Читаем Агенты России полностью

Я слушал, расспрашивал, а в голове напряженно кипели мысли: что мне делать? Первое желание, огнем меня палившее, было убить этого негодяя, полусумасшедшую ядовитую гадину. Но и это было нелегко. Главный ужас моего положения состоял в том, что я был совершенно одинок. Надежных друзей не было. Опереться было не на кого. А он… почем я знал, сколько около него шпионья? Впрочем, убивать его было во всяком случае невозможно, потому что Судейкин тогда моментально заарестовал бы всех, кого знал, а знал он всех… Нет, этот исход не годился. Нужно что-то другое. Нужно что-нибудь спасающее людей из рук полиции. А я не имел возможности даже известить российских народовольцев об угрожающей им опасности. Начни извещать — пройдет три месяца, а слухи пойдут моментально, и Судейкин узнает и всех перехватает. Да что еще будет делать Дегаев? Слушая его исповедь, соображая его психику, раскрывшуюся передо мной, я ни на йоту не верил его искренности или, лучше сказать, видел ясно, что он сам не знает, что сделает завтра или даже через полчаса. Его положение было такое отвратительное, он так запутался, в нем боролось столько противоположных чувств, что невозможно было предвидеть, какое возьмет верх и в какую сторону толкнет его. Как ни ворочал я мозгами, выходило, что для спасения загубленных им нельзя обойтись без него же самого. А для этого нужно было и хорошенько приструнить его, и не довести его до отчаяния, и показать ему какой-нибудь луч искупления, и пригрозить ему так, чтобы он не вздумал не послушаться меня. Сложная была задача, а решать ее должен был я один, без возможности сторонней помощи и совета. Когда он кончил, решение, как мне казалось, единственно возможное, было у меня готово, но я хотел, чтобы он видел, что я размышляю. Он смолк.

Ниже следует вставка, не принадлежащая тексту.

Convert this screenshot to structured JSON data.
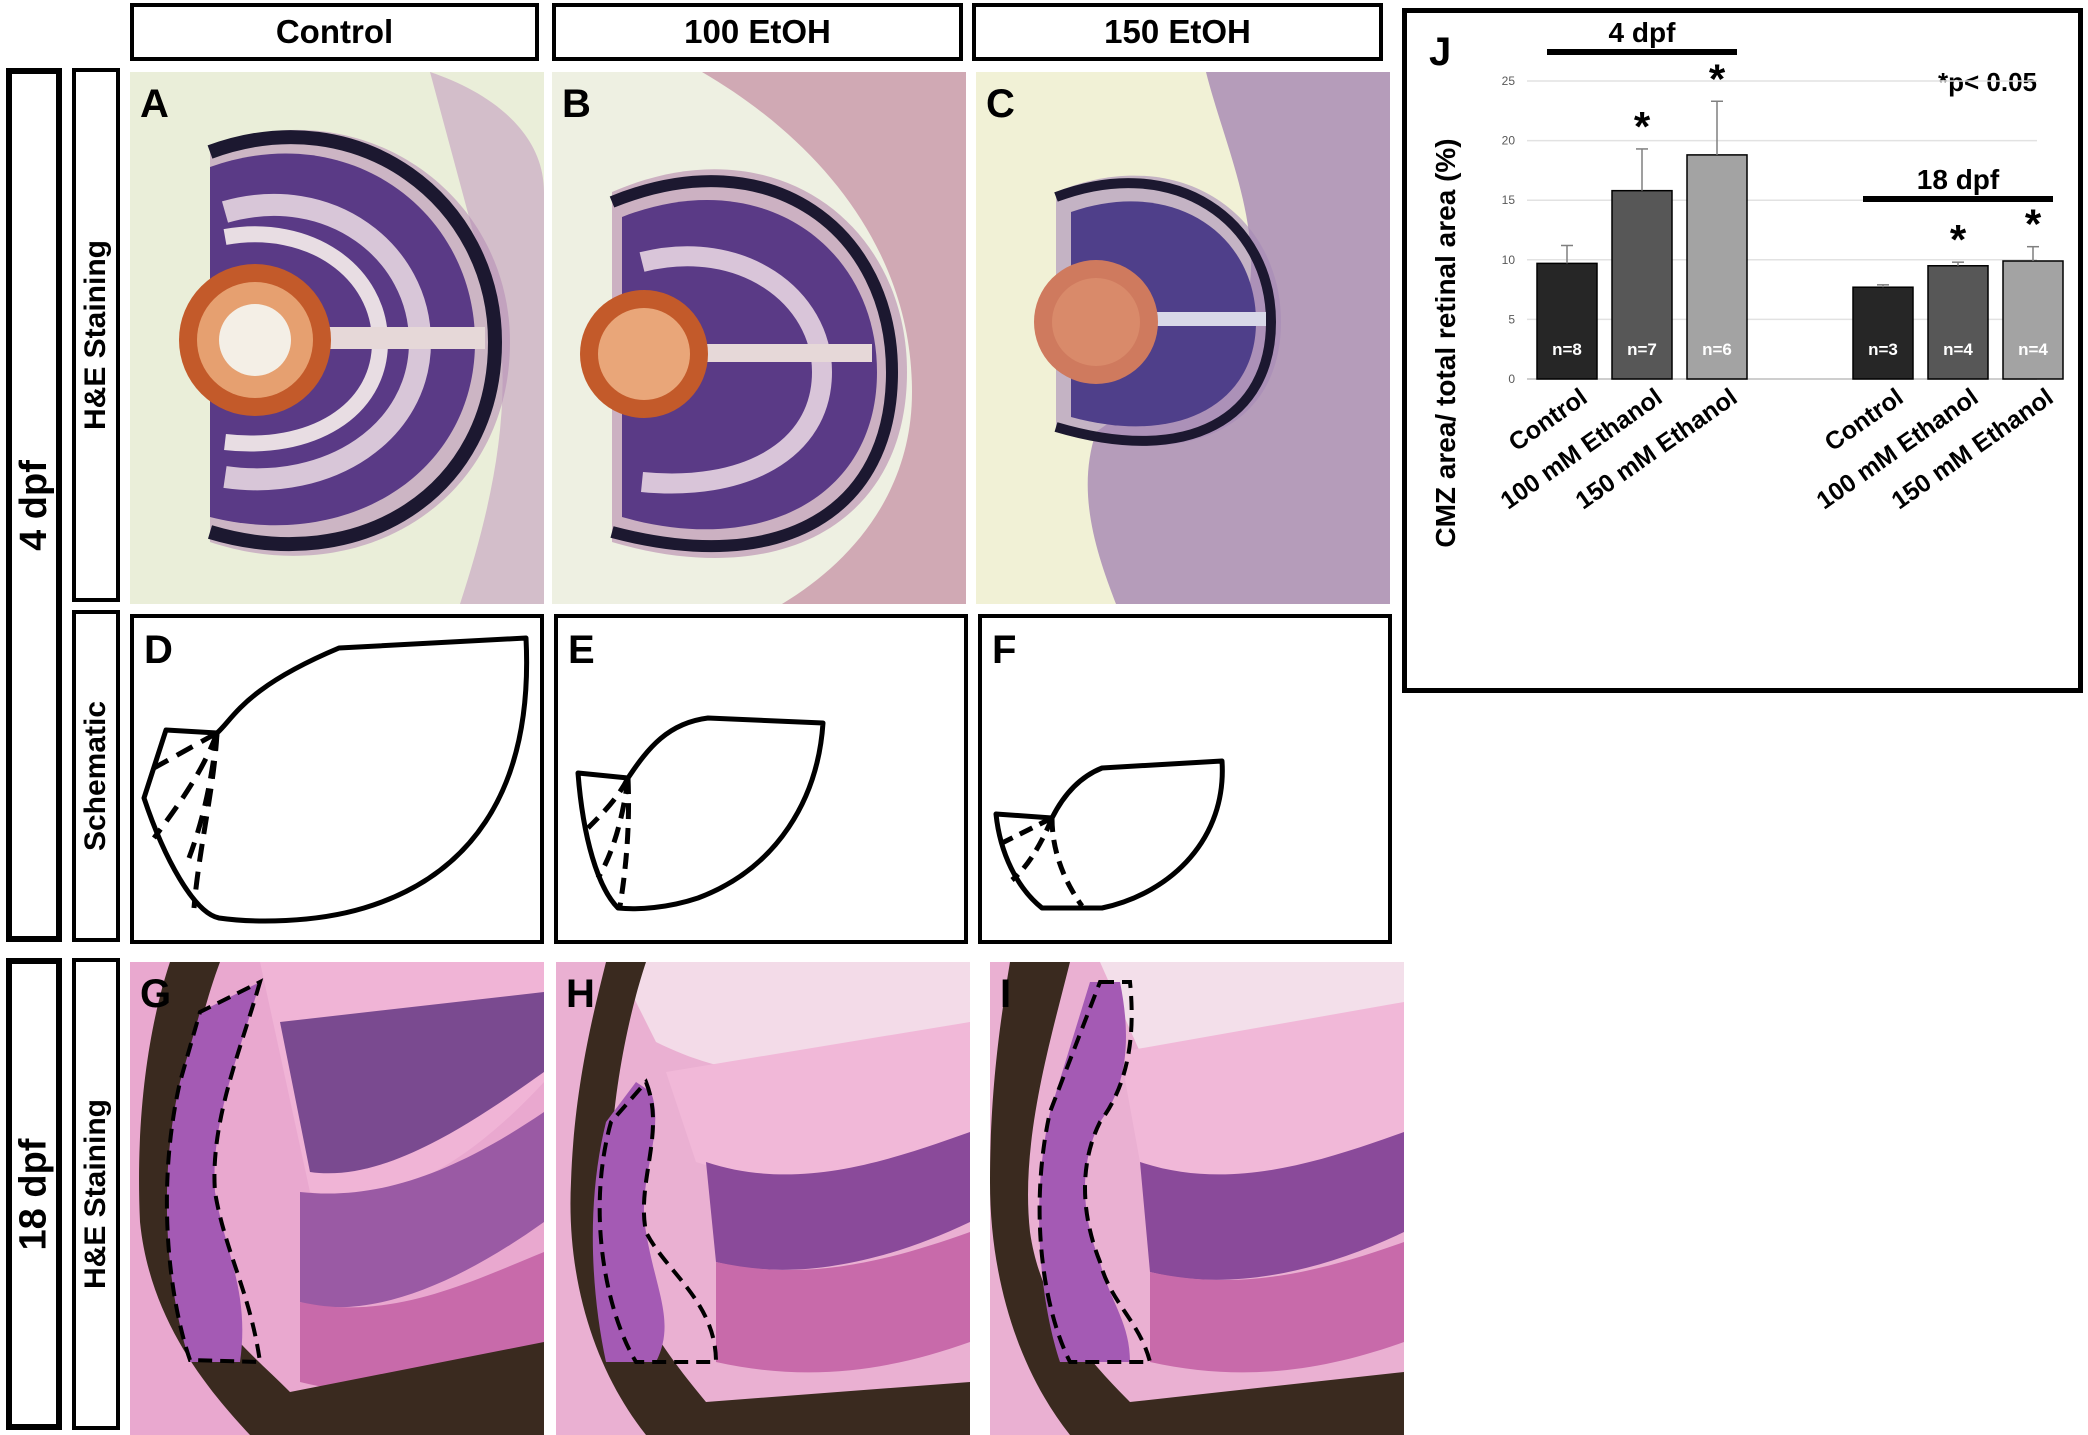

— Ну, вот вам вся правда. Я все открыл. Теперь — что вы скажете?

— Подождите. Нужно взвесить. Я предложил ему для видимости еще несколько вопросов, помолчал и наконец сказал с мрачным и сосредоточенным видом:

— Вы сказали, что отдаетесь на мое решение и сделаете то, что я скажу. Решение мое готово. Вы совершили величайшее преступление. Вы знаете, что полагалось в исполнительном комитете за десятую долю того, что вы сделали. Вас следовало бы убить. Если допустить, что у вас осталась искра порядочности, вам можно бы разрешить самому убить себя, чтобы не создавать осложнений для других и несколько реабилитировать свою память… Он слушал смирно и внимательно. Лицо его немножко прояснилось.

— Я не знаю только, — продолжал я, — возможно ли спасти ваши жертвы. Ведь они известны правительству. Со смертью Судейкина они все равно будут схвачены…

Он возразил:

— Нет. Полицейские агенты вовсе не открывают инспекции всего, что знают. Они многое берегут про себя, чтобы оставаться незаменимыми. Судейкин знает все, но далеко не все зарегистрировано в инспекции.

— Ну, тем лучше. Однако нужно теперь же спасти наиболее компрометированных и нужных людей. Вы должны какими хотите способами, под какими хотите предлогами вывезти и выслать за границу вот кого…

Я перечислил несколько человек, мне известных, прибавив, что он должен выслать вообще наиболее скомпрометированных.

— Затем, когда это будет исполнено, вы должны убить Судейкина и приезжайте сюда же.

— Хорошо. Я все это сделаю, — покорно произнес Дегаев.

— Теперь выслушайте мое последнее слово. Если вы не исполните этих обязательств, знайте, что я немедленно опубликую о вашем предательстве. Вы, вероятно, не успокаиваете себя мыслью, что у меня нет доказательств. Доказательств для меня не требуется. Я опубликую весь наш разговор в русских и заграничных изданиях, и вы понимаете, что мне поверят. И вы будете тогда уничтожены, не будете нужны для Судейкина и не в состоянии уже будете вредить. Итак, вот я вам показал линию поведения и мое безотменное решение. А пока я буду молчать, чтобы не помешать вам совершить свое искупление.

— Хорошо, — сказал он. — Угроз не нужно. Я все сделаю.

Молчать мне действительно приходилось безусловно, иначе Дегаев не в состоянии был бы исполнить мои требования. Приходилось схоронить в душе страшную тайну и одному нести ее тяжесть. Только Марине Никаноровне (Ошаниной) я ее открыл, когда получил возможность лично переговорить с нею. Бумаге я ничего не доверил.